Most teenagers search the internet to find instructions for tasks like tying a tie, shaving or asking a girl out, but a video series from P&G’s Gillette showed how powerful getting a father’s advice in person can be- getting 6 million YouTube views in the process.
Case study summary
• Leading men’s shaving brand wanted to tackle poor performance on SEO
• Video ads encouraged teens to seek traditional ‘ask dad’ advice about shaving over searching on the internet
• Engaging videos earned 6 million views on YouTube
Teens increasingly turn to their phones, and the internet, for queries on how to do almost everything.
Gillette research shows 94% of teens ask the internet for advice before they ask their dads, said Carlos De Jesus, North American Shave Care brand director for P&G. “We wanted to remind them all how dad is the best source of information,” he said.
The brand has a dominant 80% share of the razor blade market, and more than 62% share of razor handles in offline stores, according to Nielsen data from Deutsche Bank.
However, other smaller rivals are bigger in e-commerce. Search Google for “razor,” or “what’s the best razor?” and, while Gillette may have the top paid listing, other paid and organic listings from e-commerce brands such as Dollar Shave Club, Harry’s and DorcoUSA dominate the page.

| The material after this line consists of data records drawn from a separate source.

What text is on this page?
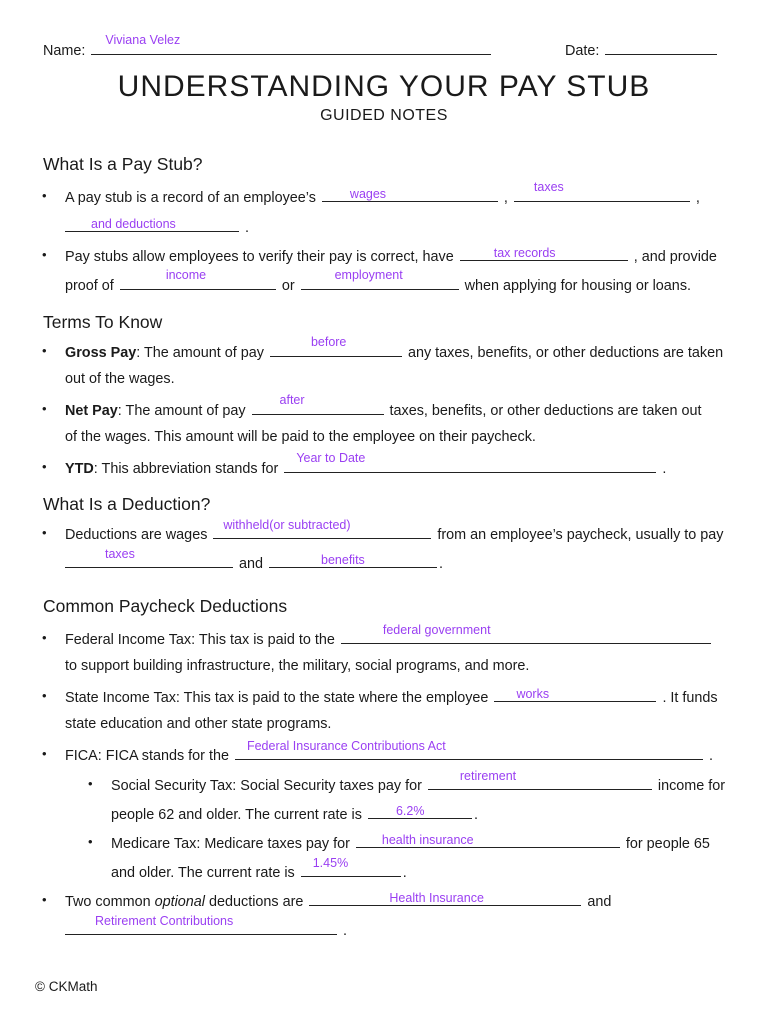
Name:
Viviana Velez
Date:
UNDERSTANDING YOUR PAY STUB
GUIDED NOTES
What Is a Pay Stub?
• A pay stub is a record of an employee’s	wages	,
taxes
,
and deductions	.
• Pay stubs allow employees to verify their pay is correct, have	tax records	, and provide
proof of
income
or
employment
when applying for housing or loans.
Terms To Know
• Gross Pay: The amount of pay
before
any taxes, benefits, or other deductions are taken
out of the wages.
• Net Pay: The amount of pay
after
taxes, benefits, or other deductions are taken out
of the wages. This amount will be paid to the employee on their paycheck.
• YTD: This abbreviation stands for
Year to Date
.
What Is a Deduction?
• Deductions are wages
withheld(or subtracted)
from an employee’s paycheck, usually to pay
taxes
and	benefits	.
Common Paycheck Deductions
• Federal Income Tax: This tax is paid to the
federal government
to support building infrastructure, the military, social programs, and more.
• State Income Tax: This tax is paid to the state where the employee works	. It funds
state education and other state programs.
• FICA: FICA stands for the
Federal Insurance Contributions Act
.
• Social Security Tax: Social Security taxes pay for
retirement
income for
people 62 and older. The current rate is	6.2%	.
• Medicare Tax: Medicare taxes pay for	health insurance	for people 65
and older. The current rate is
1.45%
.
• Two common optional deductions are	Health Insurance	and
Retirement Contributions
.
© CKMath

For Father’s Day 2016, Gillette launched an extensive digital and integrated effort to encourage them to “Go Ask Dad” instead for advice on such things as tying ties, asking girls for dates, or, of course, shaving.
The commercial, which runs 2 minutes, 30 seconds, went live on P&G’s and Gillette’s social media platforms with the hashtag #GoAskDad.
P&G did not air a version on TV, but the global campaign included videos posted to the web in France, Portugal, Latin America and Spain.
The video from Grey New York for the Procter & Gamble Co. brand shows dads in Spanish, French and English talking wistfully about how their sons rarely ask them how to do things, and far less so than they asked their own dads.
That sets up a test where boys first try learning things by “asking the internet,” then asking their dads, and comparing results. Dads, perhaps unsurprisingly, turn out to be better teachers.
The prominence of competitiors in search is one reason Gillette is making search advertising a big part of its Father’s Day campaign, with paid ads that link to the video, Mr. De Jesus said.
“One of the things we want to do is interrupt the search experience on Father’s Day,” he said. “We’re going to be there for any of the how-to moments during that week. If you search how to shave, we’re going to be part of that. If you search how to change a tire or how to put on a tie, we’re going to be part of the conversation.”
Ketchum handed PR, with WPP’s Catalyst and Possible looking after search and digital marketing. Carat handled media buying.
The videos were a huge success, getting 6 million views on YouTube.
Gillette also donated $50,000 to the National Center for Fathering, a non-profit that focuses on fostering the relationships between fathers and sons, as part of a Father’s Day effort.